Time for another check.  If the aggregation is correct, we should match our total from the disaggregated data above.

In [90]:
'{:,}'.format(st_yr.xs(1984,level='year').sum()['TOTAL'])

'58,714,146,000.0'

Indeed we do.  How do we stack up against an external source?  The following was taken from [sifma](http://www.sifma.org/research/statistics.aspx).  The following are in $B.
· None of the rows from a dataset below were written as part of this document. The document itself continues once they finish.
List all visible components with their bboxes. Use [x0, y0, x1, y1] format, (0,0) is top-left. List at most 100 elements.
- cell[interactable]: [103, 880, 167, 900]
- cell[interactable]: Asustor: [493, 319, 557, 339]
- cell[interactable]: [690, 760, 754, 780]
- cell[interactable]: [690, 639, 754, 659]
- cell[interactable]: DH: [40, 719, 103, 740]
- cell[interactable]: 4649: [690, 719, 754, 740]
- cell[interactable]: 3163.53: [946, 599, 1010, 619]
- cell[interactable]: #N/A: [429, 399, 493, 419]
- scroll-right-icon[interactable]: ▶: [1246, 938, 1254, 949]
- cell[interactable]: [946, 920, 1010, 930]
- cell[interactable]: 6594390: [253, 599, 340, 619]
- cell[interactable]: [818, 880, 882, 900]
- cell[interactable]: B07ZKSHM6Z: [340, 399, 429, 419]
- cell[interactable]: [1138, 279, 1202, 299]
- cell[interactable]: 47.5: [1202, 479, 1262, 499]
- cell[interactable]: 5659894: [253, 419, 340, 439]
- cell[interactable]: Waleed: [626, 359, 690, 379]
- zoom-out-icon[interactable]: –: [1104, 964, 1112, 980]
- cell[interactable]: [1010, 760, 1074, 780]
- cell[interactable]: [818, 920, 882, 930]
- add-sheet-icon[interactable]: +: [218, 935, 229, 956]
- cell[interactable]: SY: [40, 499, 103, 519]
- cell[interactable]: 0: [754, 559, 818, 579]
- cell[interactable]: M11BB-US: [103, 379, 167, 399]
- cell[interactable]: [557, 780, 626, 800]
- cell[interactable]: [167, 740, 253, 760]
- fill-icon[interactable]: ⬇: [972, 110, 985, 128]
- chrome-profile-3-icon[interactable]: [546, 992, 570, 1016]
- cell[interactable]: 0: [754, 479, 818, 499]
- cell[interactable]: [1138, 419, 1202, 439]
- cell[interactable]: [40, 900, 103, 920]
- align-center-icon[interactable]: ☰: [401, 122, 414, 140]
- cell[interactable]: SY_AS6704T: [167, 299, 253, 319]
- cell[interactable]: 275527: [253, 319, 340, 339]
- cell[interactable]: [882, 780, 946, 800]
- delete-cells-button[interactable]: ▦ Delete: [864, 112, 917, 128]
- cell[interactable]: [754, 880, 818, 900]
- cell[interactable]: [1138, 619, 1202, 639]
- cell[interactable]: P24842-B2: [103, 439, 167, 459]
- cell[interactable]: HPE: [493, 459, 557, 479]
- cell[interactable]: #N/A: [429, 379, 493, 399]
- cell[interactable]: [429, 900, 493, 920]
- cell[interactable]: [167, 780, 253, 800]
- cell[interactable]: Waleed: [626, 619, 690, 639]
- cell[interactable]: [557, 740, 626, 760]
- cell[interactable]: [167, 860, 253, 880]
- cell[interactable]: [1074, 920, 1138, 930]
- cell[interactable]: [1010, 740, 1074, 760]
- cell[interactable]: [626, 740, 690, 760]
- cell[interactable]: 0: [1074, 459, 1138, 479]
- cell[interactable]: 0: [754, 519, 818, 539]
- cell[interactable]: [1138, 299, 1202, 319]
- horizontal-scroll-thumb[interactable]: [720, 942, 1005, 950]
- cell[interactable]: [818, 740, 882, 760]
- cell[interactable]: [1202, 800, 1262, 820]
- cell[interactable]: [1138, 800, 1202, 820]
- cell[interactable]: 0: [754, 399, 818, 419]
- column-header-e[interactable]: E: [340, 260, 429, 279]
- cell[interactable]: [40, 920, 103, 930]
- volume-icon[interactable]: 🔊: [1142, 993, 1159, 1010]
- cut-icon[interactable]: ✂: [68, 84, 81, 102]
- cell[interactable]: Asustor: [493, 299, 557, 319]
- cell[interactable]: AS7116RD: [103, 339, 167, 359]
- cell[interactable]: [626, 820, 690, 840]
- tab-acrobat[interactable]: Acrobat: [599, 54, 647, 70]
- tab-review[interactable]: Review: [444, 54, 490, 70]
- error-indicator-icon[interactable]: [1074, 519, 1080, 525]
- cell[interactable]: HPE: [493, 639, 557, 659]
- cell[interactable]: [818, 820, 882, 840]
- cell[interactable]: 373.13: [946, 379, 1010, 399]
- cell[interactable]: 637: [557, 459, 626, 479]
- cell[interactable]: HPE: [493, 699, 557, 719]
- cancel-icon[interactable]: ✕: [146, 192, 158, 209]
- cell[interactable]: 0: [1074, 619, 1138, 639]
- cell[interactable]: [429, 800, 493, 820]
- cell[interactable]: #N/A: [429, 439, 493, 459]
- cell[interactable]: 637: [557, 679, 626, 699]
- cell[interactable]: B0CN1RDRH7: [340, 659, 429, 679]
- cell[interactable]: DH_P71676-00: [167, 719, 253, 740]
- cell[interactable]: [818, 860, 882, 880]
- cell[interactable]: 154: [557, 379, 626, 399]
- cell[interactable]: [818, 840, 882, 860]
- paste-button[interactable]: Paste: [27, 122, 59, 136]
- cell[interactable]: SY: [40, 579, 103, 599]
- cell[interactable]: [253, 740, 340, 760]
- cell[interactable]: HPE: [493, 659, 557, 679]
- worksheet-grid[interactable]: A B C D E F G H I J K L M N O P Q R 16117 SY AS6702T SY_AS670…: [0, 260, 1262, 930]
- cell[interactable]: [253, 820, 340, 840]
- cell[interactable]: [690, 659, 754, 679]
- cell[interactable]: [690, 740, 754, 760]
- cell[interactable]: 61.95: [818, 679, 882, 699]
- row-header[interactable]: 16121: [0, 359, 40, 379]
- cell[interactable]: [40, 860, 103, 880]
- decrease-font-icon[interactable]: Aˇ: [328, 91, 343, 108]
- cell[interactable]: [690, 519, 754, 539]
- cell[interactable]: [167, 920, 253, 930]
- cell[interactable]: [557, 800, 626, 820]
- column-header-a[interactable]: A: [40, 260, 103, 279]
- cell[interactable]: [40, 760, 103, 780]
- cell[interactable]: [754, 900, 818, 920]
Issuance in the U.S. Bond Markets								
USD Billions		

Year|Municipal
----|---------
1996|185.2 
1997|220.7 
1998|286.8 
1999|224.4 
2000|198.3 
2001|286.2 
2002|355.8 
2003|380.2 
2004|358.1 
2005|407.2 
2006|386.0 
2007|429.2 
2008|389.3 
2009|409.6
2010|433.1
2011|295.2
2012|382.4
2013|334.9
2014|337.5

How does this stack up against the volume of bond issues by year in our Reuter's set?

In [85]:
for yr in range(1996,2015):
    print yr,'|',st_yr.xs(yr,level='year').sum()['TOTAL']/1000000000.

1996 | 96.789144
1997 | 113.341457
1998 | 133.0422
1999 | 114.783274
2000 | 106.480824
2001 | 153.282527
2002 | 163.052001
2003 | 178.932868
2004 | 160.768258
2005 | 172.326391
2006 | 147.763784
2007 | 165.772779
2008 | 155.860923
2009 | 158.389028
2010 | 171.915652
2011 | 135.738801
2012 | 176.32159
2013 | 153.929374
2014 | 177.944166


## 

We are well below in fact, which may speak to definitional issues, but certainly precludes the idea that we are capturing figures that are too high.